From single-particle-like to interaction-mediated plasmonic resonances in graphene nanoantennas

TL;DR

This paper applies the energy-based plasmonicity index (EPI) to graphene nanoantennas to classify their resonances, revealing that doping levels significantly influence whether resonances are plasmonic or single-particle-like.

Contribution

It demonstrates the first application of the EPI to graphene nanoantennas, providing insights into how doping affects resonance nature.

Findings

Undoped and moderately doped nanoantennas show single-particle-like resonances.

Heavy doping induces plasmonic resonances according to EPI analysis.
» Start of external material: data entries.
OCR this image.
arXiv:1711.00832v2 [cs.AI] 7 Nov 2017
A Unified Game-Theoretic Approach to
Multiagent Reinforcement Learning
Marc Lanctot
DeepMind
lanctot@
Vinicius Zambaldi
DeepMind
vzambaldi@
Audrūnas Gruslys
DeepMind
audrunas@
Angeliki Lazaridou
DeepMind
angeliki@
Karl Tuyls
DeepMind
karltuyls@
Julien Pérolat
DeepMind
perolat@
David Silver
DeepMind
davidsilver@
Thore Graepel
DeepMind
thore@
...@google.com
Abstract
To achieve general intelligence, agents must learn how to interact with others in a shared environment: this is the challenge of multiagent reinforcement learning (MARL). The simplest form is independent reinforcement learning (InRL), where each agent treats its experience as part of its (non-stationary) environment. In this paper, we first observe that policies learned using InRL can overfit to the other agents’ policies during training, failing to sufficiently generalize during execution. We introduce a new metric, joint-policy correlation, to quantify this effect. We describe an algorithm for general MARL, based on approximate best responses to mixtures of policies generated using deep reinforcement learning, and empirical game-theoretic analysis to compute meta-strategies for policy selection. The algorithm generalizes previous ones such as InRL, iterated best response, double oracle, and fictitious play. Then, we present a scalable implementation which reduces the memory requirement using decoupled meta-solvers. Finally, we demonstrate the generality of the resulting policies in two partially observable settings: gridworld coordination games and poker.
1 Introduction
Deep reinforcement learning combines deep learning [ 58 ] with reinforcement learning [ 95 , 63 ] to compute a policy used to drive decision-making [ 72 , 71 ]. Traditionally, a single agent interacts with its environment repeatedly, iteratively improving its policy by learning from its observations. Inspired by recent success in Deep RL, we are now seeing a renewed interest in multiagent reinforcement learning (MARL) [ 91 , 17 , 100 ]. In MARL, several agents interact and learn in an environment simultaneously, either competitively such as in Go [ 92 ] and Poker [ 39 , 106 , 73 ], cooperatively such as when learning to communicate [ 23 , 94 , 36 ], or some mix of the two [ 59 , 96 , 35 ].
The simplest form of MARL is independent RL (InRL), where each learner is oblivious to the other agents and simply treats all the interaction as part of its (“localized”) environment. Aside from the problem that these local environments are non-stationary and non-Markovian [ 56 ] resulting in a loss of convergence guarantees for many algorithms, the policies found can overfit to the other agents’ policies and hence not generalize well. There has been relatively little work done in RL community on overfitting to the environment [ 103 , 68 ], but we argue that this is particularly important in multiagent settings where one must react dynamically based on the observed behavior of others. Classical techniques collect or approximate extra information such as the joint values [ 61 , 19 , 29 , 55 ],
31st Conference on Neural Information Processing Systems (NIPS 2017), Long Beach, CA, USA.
EPI effectively distinguishes resonance types in complex nanostructures.

Abstract

Plasmonic nanostructures attract tremendous attention as they confine electromagnetic fields well below the diffraction limit while simultaneously sustaining extreme local field enhancements. To fully exploit these properties, the identification and classification of resonances in such nanostructures is crucial. Recently, a novel figure of merit for resonance classification has been proposed 1 and its applicability was demonstrated mostly to toy model systems. This novel measure, the energy-based plasmonicity index (EPI), characterizes the nature of resonances in molecular nanostructures. The EPI distinguishes between either a single-particle-like or a plasmonic nature of resonances based on the energy space coherence dynamics of the excitation. To advance the further development of this newly established measure, we present here its exemplary application to characterize the resonances of graphene nanoantennas. In particular, we focus on resonances in a doped nanoantenna. The structure is of interest, as a consideration of the electron dynamics in real space might suggest a plasmonic nature of selected resonances in the low doping limit but our analysis reveals the opposite. We find that in the undoped and moderately doped nanoantenna, the EPI classifies all emerging resonances as predominantly single-particle-like and only after doping the structure heavily, the EPI observes plasmonic response.